Welcome to the second installment of my three-part series on how I gained 5,000 Twitter followers in less than six months. Last week, I offered advice on setting up an attractive profile people will want to follow. There are just a few more things you’ll want to do before you begin gathering those hordes of followers. Once again, unless you’re brand new to Twitter, you’ll already have completed some of these steps, but perhaps you’ll still find a useful idea or two.
Step 2—Get Your Feet Wet
It’s a good idea not to dive in too quickly. You need time to become familiar with Twitter etiquette and conventions, and you don’t want your ratio of Following to Followers to get too far out of whack. If people see that you’ve followed five hundred people and only fifteen have followed you back, they’ll shy away, thinking you’re a spammer. So for the first month or two, you’ll want to start slowly.
Follow your friends. The obvious place to start is with the people you already know. Very few of my personal friends are on Twitter, but most of the writers I know are. It can be tricky to search for people on Twitter, so you should get their Twitter handles if you can. If you belong to a writers’ group, they may have a list available. Post on Facebook, in Yahoo groups, etc. asking your friends for their handles and announcing yours.

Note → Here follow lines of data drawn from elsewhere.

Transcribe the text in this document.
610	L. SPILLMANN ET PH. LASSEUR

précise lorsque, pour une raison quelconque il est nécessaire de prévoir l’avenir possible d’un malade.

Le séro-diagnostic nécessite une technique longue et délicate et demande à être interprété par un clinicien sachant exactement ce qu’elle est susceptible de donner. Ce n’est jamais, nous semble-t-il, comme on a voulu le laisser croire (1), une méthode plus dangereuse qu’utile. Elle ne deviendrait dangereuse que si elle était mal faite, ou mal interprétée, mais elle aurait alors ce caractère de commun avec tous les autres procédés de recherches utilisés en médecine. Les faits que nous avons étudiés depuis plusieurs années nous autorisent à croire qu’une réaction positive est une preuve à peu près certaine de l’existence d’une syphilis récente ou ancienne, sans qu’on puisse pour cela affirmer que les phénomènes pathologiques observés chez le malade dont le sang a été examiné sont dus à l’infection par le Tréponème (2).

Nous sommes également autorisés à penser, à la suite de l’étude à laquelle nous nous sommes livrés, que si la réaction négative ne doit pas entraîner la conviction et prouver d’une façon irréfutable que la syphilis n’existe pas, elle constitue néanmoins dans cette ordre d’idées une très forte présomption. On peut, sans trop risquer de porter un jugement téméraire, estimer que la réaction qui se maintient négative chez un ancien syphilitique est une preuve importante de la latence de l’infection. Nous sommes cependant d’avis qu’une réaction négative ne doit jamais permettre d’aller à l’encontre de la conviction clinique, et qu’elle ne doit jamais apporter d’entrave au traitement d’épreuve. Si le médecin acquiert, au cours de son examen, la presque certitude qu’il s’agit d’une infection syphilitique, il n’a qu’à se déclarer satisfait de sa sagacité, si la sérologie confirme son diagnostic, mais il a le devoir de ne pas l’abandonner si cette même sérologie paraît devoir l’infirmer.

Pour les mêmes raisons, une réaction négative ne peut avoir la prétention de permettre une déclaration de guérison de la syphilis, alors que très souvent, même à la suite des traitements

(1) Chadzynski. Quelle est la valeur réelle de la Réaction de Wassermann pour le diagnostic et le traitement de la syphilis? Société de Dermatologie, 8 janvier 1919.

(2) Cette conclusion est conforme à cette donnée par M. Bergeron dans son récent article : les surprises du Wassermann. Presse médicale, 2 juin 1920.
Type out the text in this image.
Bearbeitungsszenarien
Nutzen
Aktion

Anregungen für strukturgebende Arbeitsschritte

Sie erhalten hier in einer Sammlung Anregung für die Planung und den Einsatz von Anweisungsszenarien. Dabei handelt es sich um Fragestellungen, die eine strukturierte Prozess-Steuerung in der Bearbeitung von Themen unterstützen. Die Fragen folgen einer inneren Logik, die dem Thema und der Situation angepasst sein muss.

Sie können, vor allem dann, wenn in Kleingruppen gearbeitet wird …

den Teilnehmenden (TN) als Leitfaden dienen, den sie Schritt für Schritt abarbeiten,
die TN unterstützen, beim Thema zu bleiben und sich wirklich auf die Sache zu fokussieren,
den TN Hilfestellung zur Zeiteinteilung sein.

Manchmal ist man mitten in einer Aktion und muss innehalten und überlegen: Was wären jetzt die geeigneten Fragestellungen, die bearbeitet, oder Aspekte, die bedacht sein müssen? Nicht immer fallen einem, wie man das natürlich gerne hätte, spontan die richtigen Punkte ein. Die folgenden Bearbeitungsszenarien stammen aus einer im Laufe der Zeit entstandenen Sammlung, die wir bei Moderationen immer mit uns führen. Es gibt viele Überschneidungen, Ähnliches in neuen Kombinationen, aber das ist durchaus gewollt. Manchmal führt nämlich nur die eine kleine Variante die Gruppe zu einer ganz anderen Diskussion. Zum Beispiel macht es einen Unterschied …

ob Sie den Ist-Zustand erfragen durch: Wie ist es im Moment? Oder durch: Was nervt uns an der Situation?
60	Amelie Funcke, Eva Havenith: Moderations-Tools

You can also scan through the Following/Followers lists of your friends looking for familiar names and faces.
Follow your groups. If you belong to writers’ groups, follow those next. You may find some friends you’ve missed that way, and the group may even help promote you with shout outs or Follow Friday posts.
Set up lists. This is the most important part of Step 2. You’re about to gather thousands of followers, and you better be ready! You can’t possibly keep up with all those tweets, so anyone whose tweets you don’t want to miss—friends, agents, celebrities, etc. -–need to be on a list. Preferably several, divided by category. Trying to set up these lists after the fact can be frustrating and time consuming, so it’s best to have the framework in place before your followers become overwhelming. Add important people to the proper lists as you follow them, and you’ll be ahead of the game. I have several lists, some of which are small enough for me to read every tweet, and others that I only scan from time to time. Combined, they let me stay connected without drowning in the endless sea of tweets.
Some people love HootSuite or other third party apps for organizing their Twitter followers. Personally, I’ve been satisfied with the list feature within Twitter, so I haven’t experimented elsewhere. Setting up lists is easy. Click on the name of the person you want to add. Beneath their bio, you will see a head-and-shoulders icon with an arrow. Click on that icon, and you will get a menu that includes “Add or remove from lists . . .” Now simply click the list you want to add that person to, or click “Create a list” to add a new category. Easy peasy.
Once you’ve gathered a base of followers from your friends and colleagues and set up lists to organize all those tweets, you’re ready to begin adding serious numbers. Come back next week for Step 3—Time to Fly.
Good post. Read the first one too. Looking forward to the next.
Thanks, Cara!
Smacking my forehead a la “I coulda had a V-8!” Your advice is so practical, I ought to have thought of it myself! Thanks for sharing.
Smacking my forehead a la “I coulda had a V-8!” Your suggestions are all so practical, I should have thought of them myself! Thanks for sharing.
It’s all pretty simple, isn’t it? Now if only getting published and landing on the NYT bestseller list were as easy . . . .
I haven’t set up lists and can see I need to figure that out. Thanks for the helpful info. Great job.
The lists really are key. Glad you found something helpful, even though you already know your way around Twitter.
I am a newbie here (2.5 weeks and counting). Your advice makes great sense to me. I have been experimenting with Hootsuite which seems to have some advantages, although I am finding some of it to be more cumbersome than the basic twitter interface. I like your emphasis on the lists. That is something I am going to use. Thanks for the great advice!
Glad it was helpful, Steve! And I hope you’ll come back next week for Part 3.
Great advice, Sharon. I need to conquer the List before I go any further. 🙂 Looking forward to the next installment of your message!
Thanks, Barb. It shouldn’t take you long to master using lists!
Great advice! Found you through WLC and can’t wait to hear more from you!
Welcome! I hope you’ll come back next week for the final installment.
I am looking for ways to increase my twitter fans and monitor my twitter analytics, however this is an interesting article
I’m glad you found it interesting. Watch for the final installment later this week. It’s all about the method I’ve used to gather more followers.
Hey there I have found a website that could actually help me grow my twitter followers so I thought I would share it with everyone http://www.twitteranalytics.com/
There are many ways to go about it, no doubt. Thanks for sharing the information.